In the recently reported case of University of Dundee v Chakraborty , the Employment Appeal Tribunal (EAT) considered if different versions of a draft investigation report needed to be disclosed by an employer in the course of an employment tribunal claim. This case does not establish new law, but it is a useful reminder of the strict application of when a document may be protected under legal privilege.
If a claim is brought in an Employment Tribunal, there is a duty of disclosure that means an employer is required to disclose documents relevant to the issues in dispute that are in its possession or control. There are exceptions to this obligation if privilege rules apply:
Legal advice privilege
Confidential communications between lawyers and clients made for the dominant purpose of seeking or giving legal advice.
Confidential communications between lawyers and clients, or the lawyer or client and a third party, which come into existence for the dominant purpose of being used in connection with actual or pending litigation.
In this case, the EAT concluded that legal privilege did not apply retrospectively to an original version of an investigation report that did not originally attract either litigation or legal advice privilege.
Facts of the case
Mr Chakraborty, raised a grievance under his employer’s Dignity at Work Policy. A manager was appointed by his employer to investigate. In the meantime, before the report was completed, Mr Chakraborty made claims of race discrimination and harassment to the Employment Tribunal. The employer asked its lawyers to review the report before sharing it with Mr Chakraborty, and they suggested various amendments to the report. The investigator accepted the lawyers’ amendments and made amendments of her own prior to the revised report being disclosed to Mr Chakraborty and included in the tribunal bundle. The investigation report was marked with the following: “Note: This report was amended and reissued on 23.06.2022 following independent legal advice.” The employer did not disclose the original version of the report.
Mr Chakraborty wanted to see the original copy of the report and made an application for disclosure of it. The employer conceded that the original report was not protected by legal advice or litigation privilege. But, the employer resisted disclosure on the basis it submitted that the report retrospectively attracted legal advice privilege. The point being that if a comparison was made between the original and amended reports, inferences could be made about the legal advice that had been provided to the employer. The employer’s argument was that privilege protection applied retrospectively due to the legal advice it had subsequently obtained on the report’s contents, which led to the amended version.
The EAT did not accept the employer’s appeal, noting its argument was not supported by legal authority and incorrect. The original report could not retrospectively attract the protection of privilege. Furthermore, the EAT considered it would be difficult to work out what legal advice had been provided to the employer by comparing the two versions of the report. This was particularly as the manager had also made her own amendments to the report, which may have been unrelated to the legal advice.

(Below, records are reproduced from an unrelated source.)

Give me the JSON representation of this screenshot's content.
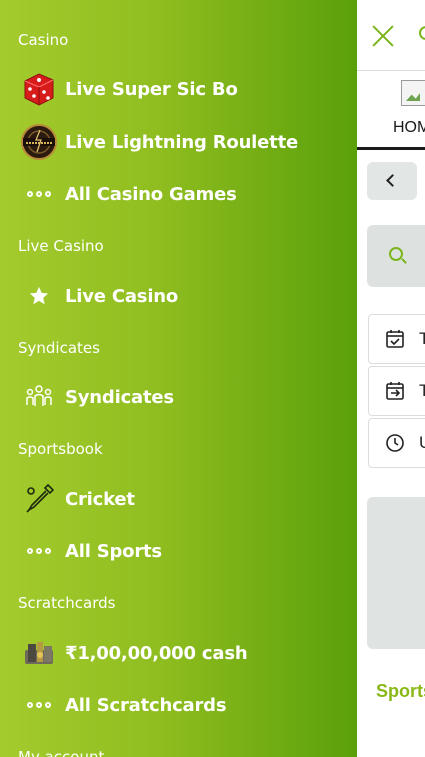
{
  "menu": {
    "sections": [
      {
        "title": "Casino",
        "items": [
          {
            "label": "Live Super Sic Bo",
            "icon": "red-dice-icon"
          },
          {
            "label": "Live Lightning Roulette",
            "icon": "lightning-roulette-logo-icon"
          },
          {
            "label": "All Casino Games",
            "icon": "more-dots-icon"
          }
        ]
      },
      {
        "title": "Live Casino",
        "items": [
          {
            "label": "Live Casino",
            "icon": "star-icon"
          }
        ]
      },
      {
        "title": "Syndicates",
        "items": [
          {
            "label": "Syndicates",
            "icon": "people-group-icon"
          }
        ]
      },
      {
        "title": "Sportsbook",
        "items": [
          {
            "label": "Cricket",
            "icon": "cricket-bat-icon"
          },
          {
            "label": "All Sports",
            "icon": "more-dots-icon"
          }
        ]
      },
      {
        "title": "Scratchcards",
        "items": [
          {
            "label": "₹1,00,00,000 cash",
            "icon": "scratchcard-cash-icon"
          },
          {
            "label": "All Scratchcards",
            "icon": "more-dots-icon"
          }
        ]
      },
      {
        "title": "My account",
        "items": []
      }
    ]
  },
  "page": {
    "home_label": "HOME",
    "quick_links": [
      {
        "label": "T",
        "icon": "calendar-check-icon"
      },
      {
        "label": "T",
        "icon": "calendar-arrow-icon"
      },
      {
        "label": "U",
        "icon": "clock-icon"
      }
    ],
    "sports_heading": "Sports"
  },
  "colors": {
    "drawer_gradient_start": "#a4cb2e",
    "drawer_gradient_end": "#5aa00a",
    "accent": "#7bb51c"
  }
}
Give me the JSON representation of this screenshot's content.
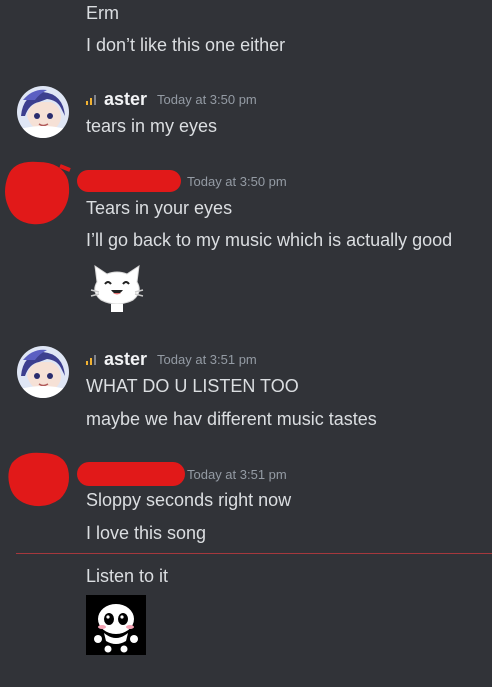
{
  "colors": {
    "background": "#313338",
    "text": "#dbdee1",
    "username": "#f2f3f5",
    "timestamp": "#949ba4",
    "redaction": "#e11919",
    "new_messages_divider": "#a5383d",
    "signal_active": "#f0b232"
  },
  "messages": [
    {
      "text": "Erm"
    },
    {
      "text": "I don’t like this one either"
    },
    {
      "author": "aster",
      "timestamp": "Today at 3:50 pm",
      "lines": [
        "tears in my eyes"
      ]
    },
    {
      "author_redacted": true,
      "timestamp": "Today at 3:50 pm",
      "lines": [
        "Tears in your eyes",
        "I’ll go back to my music which is actually good"
      ],
      "sticker": "cat-face-sticker"
    },
    {
      "author": "aster",
      "timestamp": "Today at 3:51 pm",
      "lines": [
        "WHAT DO U LISTEN TOO",
        "maybe we hav different music tastes"
      ]
    },
    {
      "author_redacted": true,
      "timestamp": "Today at 3:51 pm",
      "lines": [
        "Sloppy seconds right now",
        "I love this song"
      ]
    },
    {
      "lines": [
        "Listen to it"
      ],
      "sticker": "skull-creature-emoji"
    }
  ]
}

Take away points for employers
This case demonstrates the importance of planning in advance internal investigations into grievances, disciplinaries and other employee related matters and to give consideration to the protection of privilege at the outset.
Employers should be mindful that relevant correspondence, investigation reports, including possible early non-privileged reports may need to be disclosed. For this reason it is important to be careful with the drafting of an investigation report and consider creating one documented report, which is overwritten when it is amended. Furthermore, to have the advantage of legal advice privilege, employers should seek legal advice at any early stage, ideally before the time at which a report is created.